The two adults returned to their meals. David’s breathing became even more ragged and his features
began to slip.
Something inside Angela Steel snapped.
Pushing back her chair with a clatter, she rose to her feet and
moved quickly to the boy’s side.
"You stupid morons," she said. "Can’t you see he’s
unraveling?"
Shocked silence was the parents’ only reply.
By now, the thing that thought it was a boy had stopped
breathing. Flexing her right hand, a hypodermic extended
from Angela’s forefinger and she injected it swiftly into the
creature’s neck. It seemed to make no difference to his
accurate impersonation of a corpse.
She glanced up at the parents, casting their flabby shadows
across their son’s body.
"You never told him, did you?" she said, angry at their
complacency. "You never told him what he was . . ."
"He would have worked it out when he were older," the father
said. "Why are you trying to help? You were built to
destroy us."
She didn’t answer. She couldn’t find the words.
As her hands changed shape again, so that the fingers became
live electrical contacts, she shocked the fake child with a
thousand volts. His hair bristled on end and a button pinged
off his pants, but there was no movement.
"Pass me that Cola . . ." she snapped at the mother.
Silently, the Mistletoe did as she was told. Drawing a
good quantity of the sticky stuff into her morphed-syringe, Angela
hesitated for a moment. Here was one of the parasites of the
future. In a generation, he could have spawned, or infected
with the Mistletoe kiss, thousands of un-beings. And she was
trying to save him . . .
Plunging the needle into his chest, where a normal heart would
be, she injected him with the caffeine/sugar hit. With a
strangled cry, the creature sat bolt upright and threw up all over
his mother’s shoes.
"Greedy little bugger ate too much salad. Told you to
leave the green stuff alone!" Angela heard his father exclaim, as
she walked angrily out of the food hall, without looking back.

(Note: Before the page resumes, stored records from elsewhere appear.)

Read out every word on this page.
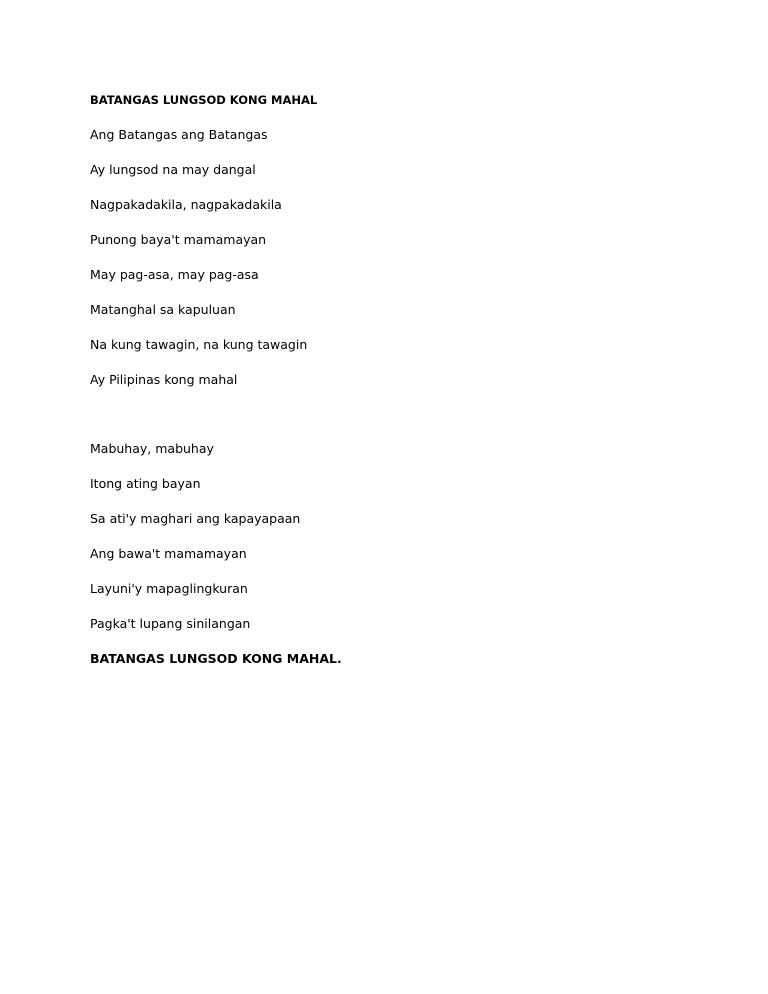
BATANGAS LUNGSOD KONG MAHAL
Ang Batangas ang Batangas
Ay lungsod na may dangal
Nagpakadakila, nagpakadakila
Punong baya't mamamayan
May pag-asa, may pag-asa
Matanghal sa kapuluan
Na kung tawagin, na kung tawagin
Ay Pilipinas kong mahal
Mabuhay, mabuhay
Itong ating bayan
Sa ati'y maghari ang kapayapaan
Ang bawa't mamamayan
Layuni'y mapaglingkuran
Pagka't lupang sinilangan
BATANGAS LUNGSOD KONG MAHAL.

In a daze, she found herself jamming stuff into her single bag
and slinging it in the rear of the Range Rover. She just had
to get out of there, and get out now.
The Mistletoe had spoiled this haven for her. Once a year
away from the never ending war . . . that was all she had
asked . . . Climbing into the vehicle, it took her three
attempts to get it started as her hands were trembling so much
with anger and frustration.
Artificial tears blinding her blue eyes, she drove too fast
over the speed bumps by the holiday village’s main gate. By
roadside, the family of three were stood, like lumps on a log,
dead eyes watching her departure. Tentatively, the boy
raised one hand to wave goodbye, before his mother caught his
wrist to stop him. Angela should have done the human race a
favour and run them all over.
For, despite being parasitic duplications whose kind had been
bleeding humans dry of emotions and will for millennia, they had
what she never could.
A real family.
Close, if not bitter, bonds.
Trying to stop her tear ducts from leaking, the android headed
down the road towards the motorway, and her lonely life as a
reaper of those Kissed by the Mistletoe.